Classification Metrics

Quick-Fire Guide to Confusion-Matrix Metrics

Introduction

Every classification report is a forest of percentages. Below we spell out what each metric means in one plain sentence, then show six toy cases to see how numbers shift with class balance.

Metric Definitions (Plain English)

Metric	Formula	What it really says
Prevalence	`(P / N + P)`	How common the positive class is.
Recall (TPR)	`TP / (TP + FN)`	Out of all actual positives, how many we caught.
FNR	`FN / (TP + FN)`	Miss-rate: positives we failed to flag.
Precision	`TP / (TP + FP)`	When we shout “positive”, how often we are right.
FDR	`FP / (TP + FP)`	False-alarm rate among calls we made.
F1	`2 · (Prec · Rec) / (Prec + Rec)`	High only if both precision and recall are high.
Specificity (TNR)	`TN / (TN + FP)`	Out of all actual negatives, how many we left alone.
FPR	`FP / (TN + FP)`	How many innocents we falsely flag.
NPV	`TN / (TN + FN)`	When we say “negative”, chance we’re correct.
Accuracy	`(TP + TN) / total`	Overall hit-rate, may be misleading if classes are skewed.
AUC	`P(score_pos > score_neg)`	How well the model ranks positives above negatives.

Worked Table: Six Hypothetical Cases

Each row fixes Recall = 95% (except Case 6) and FNR = 5%. We vary class prevalence to show how other metrics react.

Case	Prev (%)	Recall (%)	FNR (%)	Precision (%)	FDR (%)	F1 (%)	TNR (%)	FPR (%)	NPV (%)	Accuracy (%)	AUC (%)
Case 1	1.0	95.0	5.0	16.1	83.9	27.5	95.0	5.0	99.9	95.0	95.0
Case 2	10.0	95.0	5.0	67.9	32.1	79.2	95.0	5.0	99.4	95.0	95.0
Case 3	50.0	95.0	5.0	95.0	5.0	95.0	95.0	5.0	95.0	95.0	95.0
Case 4	90.0	95.0	5.0	99.4	0.6	97.2	95.0	5.0	67.9	95.0	95.0
Case 5	90.0	95.0	5.0	90.5	9.5	92.7	10.0	90.0	18.2	86.5	52.5
Case 6	1.0	0.0	100.0	0.0	100.0	0.0	100.0	0.0	99.0	99.0	50.0

Notice how F1 climbs with prevalence (Case 1 → 4) even though TNR stays identical.

Metric Cheat-Sheet

This quick table shows when to use each metric.

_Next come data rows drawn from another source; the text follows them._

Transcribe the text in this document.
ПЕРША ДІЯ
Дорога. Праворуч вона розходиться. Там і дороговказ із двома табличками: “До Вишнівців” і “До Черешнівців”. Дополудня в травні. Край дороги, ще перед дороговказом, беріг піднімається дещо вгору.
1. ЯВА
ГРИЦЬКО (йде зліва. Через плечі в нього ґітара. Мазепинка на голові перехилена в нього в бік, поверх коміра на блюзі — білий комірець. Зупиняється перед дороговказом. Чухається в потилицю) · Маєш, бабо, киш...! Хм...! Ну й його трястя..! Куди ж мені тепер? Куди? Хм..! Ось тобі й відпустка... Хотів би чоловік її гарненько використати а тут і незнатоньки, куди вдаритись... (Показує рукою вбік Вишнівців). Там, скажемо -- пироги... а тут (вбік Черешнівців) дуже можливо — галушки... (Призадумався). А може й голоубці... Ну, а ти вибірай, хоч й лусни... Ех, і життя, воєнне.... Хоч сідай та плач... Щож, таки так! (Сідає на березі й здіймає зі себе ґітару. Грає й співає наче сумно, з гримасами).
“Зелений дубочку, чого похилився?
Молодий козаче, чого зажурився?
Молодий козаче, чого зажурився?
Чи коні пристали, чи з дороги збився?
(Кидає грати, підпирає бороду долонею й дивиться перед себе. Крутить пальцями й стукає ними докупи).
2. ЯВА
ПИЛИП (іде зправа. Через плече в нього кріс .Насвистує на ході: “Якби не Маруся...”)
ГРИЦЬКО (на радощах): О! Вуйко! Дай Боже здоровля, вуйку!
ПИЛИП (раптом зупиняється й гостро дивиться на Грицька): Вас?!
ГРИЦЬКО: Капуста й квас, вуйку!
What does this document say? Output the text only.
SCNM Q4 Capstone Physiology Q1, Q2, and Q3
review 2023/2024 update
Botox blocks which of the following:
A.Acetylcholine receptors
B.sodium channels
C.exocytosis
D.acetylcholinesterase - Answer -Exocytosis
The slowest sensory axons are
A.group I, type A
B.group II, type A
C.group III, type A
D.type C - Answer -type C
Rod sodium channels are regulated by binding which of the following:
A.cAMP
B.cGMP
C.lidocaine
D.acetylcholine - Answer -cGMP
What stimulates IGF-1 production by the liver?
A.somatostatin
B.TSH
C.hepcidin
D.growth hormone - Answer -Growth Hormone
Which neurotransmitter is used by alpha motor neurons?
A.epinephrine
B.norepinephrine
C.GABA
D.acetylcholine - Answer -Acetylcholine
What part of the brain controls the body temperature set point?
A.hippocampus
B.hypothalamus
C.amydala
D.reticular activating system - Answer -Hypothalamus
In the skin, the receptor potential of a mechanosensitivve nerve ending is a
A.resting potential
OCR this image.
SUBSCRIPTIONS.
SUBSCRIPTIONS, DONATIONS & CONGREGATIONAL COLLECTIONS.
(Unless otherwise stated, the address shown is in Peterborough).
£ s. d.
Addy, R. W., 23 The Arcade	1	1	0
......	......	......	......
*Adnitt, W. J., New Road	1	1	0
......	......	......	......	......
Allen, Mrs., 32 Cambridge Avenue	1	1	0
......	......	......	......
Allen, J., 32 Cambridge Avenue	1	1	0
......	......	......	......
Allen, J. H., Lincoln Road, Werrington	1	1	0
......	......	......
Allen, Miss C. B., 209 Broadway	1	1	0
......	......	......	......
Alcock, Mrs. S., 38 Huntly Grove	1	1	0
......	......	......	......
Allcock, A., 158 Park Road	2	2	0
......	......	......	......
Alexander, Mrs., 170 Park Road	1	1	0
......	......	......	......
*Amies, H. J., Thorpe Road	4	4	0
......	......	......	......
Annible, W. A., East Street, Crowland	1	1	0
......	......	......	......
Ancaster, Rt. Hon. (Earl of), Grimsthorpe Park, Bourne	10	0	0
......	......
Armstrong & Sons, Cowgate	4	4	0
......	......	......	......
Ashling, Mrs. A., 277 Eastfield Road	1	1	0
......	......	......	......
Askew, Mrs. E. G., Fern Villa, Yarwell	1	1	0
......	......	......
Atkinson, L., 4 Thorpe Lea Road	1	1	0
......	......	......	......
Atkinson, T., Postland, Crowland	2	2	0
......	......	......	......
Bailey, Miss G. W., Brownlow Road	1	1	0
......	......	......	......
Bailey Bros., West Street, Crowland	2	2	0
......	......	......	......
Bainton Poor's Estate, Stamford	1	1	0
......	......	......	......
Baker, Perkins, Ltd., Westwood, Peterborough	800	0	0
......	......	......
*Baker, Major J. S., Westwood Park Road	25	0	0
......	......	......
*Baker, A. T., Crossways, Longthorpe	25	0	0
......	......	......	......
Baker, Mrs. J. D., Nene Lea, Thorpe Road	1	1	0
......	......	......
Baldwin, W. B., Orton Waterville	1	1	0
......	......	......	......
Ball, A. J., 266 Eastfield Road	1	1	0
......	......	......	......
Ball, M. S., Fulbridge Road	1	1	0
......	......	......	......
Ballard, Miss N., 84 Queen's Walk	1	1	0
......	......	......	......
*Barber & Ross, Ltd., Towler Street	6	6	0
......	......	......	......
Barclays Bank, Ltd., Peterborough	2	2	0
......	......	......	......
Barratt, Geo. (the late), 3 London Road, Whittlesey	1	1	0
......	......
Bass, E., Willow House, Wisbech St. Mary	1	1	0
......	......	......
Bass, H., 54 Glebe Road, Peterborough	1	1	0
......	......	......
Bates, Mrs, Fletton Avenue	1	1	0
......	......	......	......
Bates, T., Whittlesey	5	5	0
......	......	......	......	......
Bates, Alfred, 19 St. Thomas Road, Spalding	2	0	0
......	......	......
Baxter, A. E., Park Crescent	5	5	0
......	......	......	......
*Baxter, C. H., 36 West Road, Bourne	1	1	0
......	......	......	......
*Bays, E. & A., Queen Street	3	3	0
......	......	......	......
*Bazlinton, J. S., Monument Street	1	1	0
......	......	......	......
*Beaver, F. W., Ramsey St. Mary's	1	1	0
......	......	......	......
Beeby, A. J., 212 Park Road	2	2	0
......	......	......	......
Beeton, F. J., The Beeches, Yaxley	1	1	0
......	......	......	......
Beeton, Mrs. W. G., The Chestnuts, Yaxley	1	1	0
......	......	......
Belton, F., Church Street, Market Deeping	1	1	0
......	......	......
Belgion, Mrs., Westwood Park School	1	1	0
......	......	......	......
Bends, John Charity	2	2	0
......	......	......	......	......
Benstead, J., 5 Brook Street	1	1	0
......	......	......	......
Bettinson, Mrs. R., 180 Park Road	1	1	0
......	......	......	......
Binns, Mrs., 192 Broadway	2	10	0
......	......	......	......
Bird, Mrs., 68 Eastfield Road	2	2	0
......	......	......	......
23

Metric	Formula	What it measures	Strength	Weakness
AUC	`P(score_pos > score_neg)`	Ranking quality across all thresholds	Threshold-independent	Doesn't say which threshold is best
F1	`2PR / (P+R)`	Balance of Precision & Recall	Great for trade-offs	Hides individual contributions
Precision	`TP / (TP+FP)`	When you say positive, how often you’re right	Minimises false alarms	It says nothing about false negatives — it can look good even if the model misses most positives.
Recall	`TP / (TP+FN)`	Out of all real positives, how many you catch	Critical in health/safety	Can create false positives
Specificity	`TN / (TN+FP)`	Out of all actual negatives, how many are correctly identified as negative	Minimises false alarms	Can be high even if true positives are rarely caught

When to Prioritise Which Metric

There is no one-size-fits-all metric. The right choice depends entirely on the problem. Some require catching every positive. Others demand near-certainty before acting. Below are real-world examples where different metrics matter most.

TPR (Recall): For When Missing a True Case is Unacceptable

In disease screening, recall is critical. Missing a true case (false negative) is dangerous. Doctors are willing to tolerate false positives if it means not missing real cases of disease.

Precision: For When You Only Want to Act if You're Sure

In finance, it’s better to make fewer but surer calls. If you're wrong, you lose money. Precision ensures that when you act, you're probably right.

TNR (Specificity): For Avoiding False Alarms

In fraud detection, you don't want to flag legitimate transactions. High specificity ensures most normal cases aren't wrongly flagged.

F1 Score: When Both Sides Matter

Spam filters need balance. Too strict? You lose real emails. Too lenient? You get spammed. F1 balances both.

AUC: For Comparing Models Overall

When you don't yet know the best cut-off, AUC shows how well your model separates classes overall. It’s good for ranking models before deployment.

Bottom line: Choose based on what mistake matters more — a missed case, or a wrong prediction.